The question now is how did the Sutton Hoo lyre get there? Was it brought by a musician all the way from Kazakhstan? Was it brought by a slave musician who was traded over 4 000 km or re-traded several times who ended up in East Anglia? Or was the instrument traded along the Silk Road and then from Constantinople or Venice possibly, to England or the other way round going all the way to Kazakhstan. It is commonly thought that instruments and music moved along the silk road in both directions and evolved over time as they were adopted by different communities. Instruments and music not evolving is extremely rare and this lyre did not seem to evolve.
It also raises the question as to where lyres originated. Experts believed that the lyre was a Greek invention dating from 1,400 BC but the northern European version is very different from the Mediterranean version and this new discovery suggests that the northern European version came from Kazakstan or somewhere along the Silk Road. When the Sutton Hoo lyre was first found, it was so different from classical lyres that it was thought to be a small harp. Later on another, almost complete lyre, was found in a warrior’s grave in Trossingen, Southern Germany but until now none have been found outside of northern Europe. There is some evidence that this type of lyre dates from the pre Roman period but most examples found have all been from the same time as the Sutton Hoo find ie early medieval.

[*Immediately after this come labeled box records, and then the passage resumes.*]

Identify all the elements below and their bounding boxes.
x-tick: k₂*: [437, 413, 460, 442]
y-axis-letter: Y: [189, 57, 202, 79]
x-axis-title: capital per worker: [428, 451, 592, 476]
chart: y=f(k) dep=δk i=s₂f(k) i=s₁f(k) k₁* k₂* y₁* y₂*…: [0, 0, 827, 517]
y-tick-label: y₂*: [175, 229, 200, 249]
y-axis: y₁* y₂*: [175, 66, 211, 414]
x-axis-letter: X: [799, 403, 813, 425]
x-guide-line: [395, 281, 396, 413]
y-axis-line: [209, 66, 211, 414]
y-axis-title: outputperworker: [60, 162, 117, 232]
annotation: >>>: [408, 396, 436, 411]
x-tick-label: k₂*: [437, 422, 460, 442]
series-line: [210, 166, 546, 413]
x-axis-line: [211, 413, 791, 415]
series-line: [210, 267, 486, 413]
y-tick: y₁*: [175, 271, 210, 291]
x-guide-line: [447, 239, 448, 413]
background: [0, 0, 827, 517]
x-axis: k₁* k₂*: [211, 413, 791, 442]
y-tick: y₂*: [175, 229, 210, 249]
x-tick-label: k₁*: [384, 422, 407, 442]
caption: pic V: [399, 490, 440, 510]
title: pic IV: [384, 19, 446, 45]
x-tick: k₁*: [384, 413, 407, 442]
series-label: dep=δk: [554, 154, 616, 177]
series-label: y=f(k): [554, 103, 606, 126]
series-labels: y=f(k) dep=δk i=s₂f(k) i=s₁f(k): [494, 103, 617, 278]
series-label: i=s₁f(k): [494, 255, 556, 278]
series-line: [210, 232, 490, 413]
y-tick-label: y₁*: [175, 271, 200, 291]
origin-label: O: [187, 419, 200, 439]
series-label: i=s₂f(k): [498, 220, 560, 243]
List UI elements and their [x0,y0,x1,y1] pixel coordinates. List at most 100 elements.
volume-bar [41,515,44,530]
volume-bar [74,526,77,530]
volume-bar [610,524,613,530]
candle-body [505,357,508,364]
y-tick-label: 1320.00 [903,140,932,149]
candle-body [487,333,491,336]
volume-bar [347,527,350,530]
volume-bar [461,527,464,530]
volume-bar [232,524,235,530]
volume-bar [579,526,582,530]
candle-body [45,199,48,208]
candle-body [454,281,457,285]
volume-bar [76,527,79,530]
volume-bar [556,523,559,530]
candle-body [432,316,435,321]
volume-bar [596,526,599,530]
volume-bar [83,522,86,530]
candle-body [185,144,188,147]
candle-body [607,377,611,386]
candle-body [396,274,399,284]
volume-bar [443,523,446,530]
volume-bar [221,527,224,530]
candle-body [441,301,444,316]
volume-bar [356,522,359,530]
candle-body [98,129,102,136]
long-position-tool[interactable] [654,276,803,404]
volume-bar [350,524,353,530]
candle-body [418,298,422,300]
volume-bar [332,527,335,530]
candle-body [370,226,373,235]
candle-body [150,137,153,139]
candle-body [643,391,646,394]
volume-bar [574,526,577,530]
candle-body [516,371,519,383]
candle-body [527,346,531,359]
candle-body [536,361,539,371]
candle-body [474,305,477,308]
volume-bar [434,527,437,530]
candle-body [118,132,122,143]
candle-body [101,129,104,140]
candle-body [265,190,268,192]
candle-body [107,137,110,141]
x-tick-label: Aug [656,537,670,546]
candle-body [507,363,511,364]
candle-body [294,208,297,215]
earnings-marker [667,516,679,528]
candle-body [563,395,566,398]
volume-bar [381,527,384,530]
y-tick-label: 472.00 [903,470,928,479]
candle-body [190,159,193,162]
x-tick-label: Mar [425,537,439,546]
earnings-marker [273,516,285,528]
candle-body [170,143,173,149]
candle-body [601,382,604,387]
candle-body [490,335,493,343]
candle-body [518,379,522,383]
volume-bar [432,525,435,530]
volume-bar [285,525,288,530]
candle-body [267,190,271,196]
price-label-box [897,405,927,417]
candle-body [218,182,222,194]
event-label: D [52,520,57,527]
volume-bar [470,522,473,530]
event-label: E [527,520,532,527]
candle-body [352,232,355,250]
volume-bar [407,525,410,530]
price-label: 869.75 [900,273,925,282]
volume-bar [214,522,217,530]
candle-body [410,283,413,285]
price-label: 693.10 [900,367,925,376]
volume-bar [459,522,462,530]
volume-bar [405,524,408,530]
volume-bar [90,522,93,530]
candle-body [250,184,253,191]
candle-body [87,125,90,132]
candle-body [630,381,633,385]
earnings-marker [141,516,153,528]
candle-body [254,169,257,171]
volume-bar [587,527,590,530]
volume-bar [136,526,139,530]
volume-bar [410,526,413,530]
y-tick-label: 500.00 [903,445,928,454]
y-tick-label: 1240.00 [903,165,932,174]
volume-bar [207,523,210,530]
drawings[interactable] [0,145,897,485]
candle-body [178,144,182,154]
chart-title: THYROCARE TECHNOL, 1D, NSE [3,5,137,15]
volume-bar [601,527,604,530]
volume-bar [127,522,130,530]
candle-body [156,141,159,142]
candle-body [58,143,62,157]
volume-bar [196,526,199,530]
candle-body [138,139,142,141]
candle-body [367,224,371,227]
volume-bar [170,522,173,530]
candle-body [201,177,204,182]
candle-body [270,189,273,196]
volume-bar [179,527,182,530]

The discovery comes from the re-examination of Soviet era excavations from the 1930s to the mid 1990s. Several wooden objects were found in 1973 in southwest-Kazakhstan but Soviet archaeologists were not able to identify them as musical instruments until Kazakh archaeologist Dr Azilkhan Tazhekeev studied them and concluded that they were local instruments. From here, Gjermund Kolltveit from Norway saw a photograph of the lyre and re-interpreted the discovery.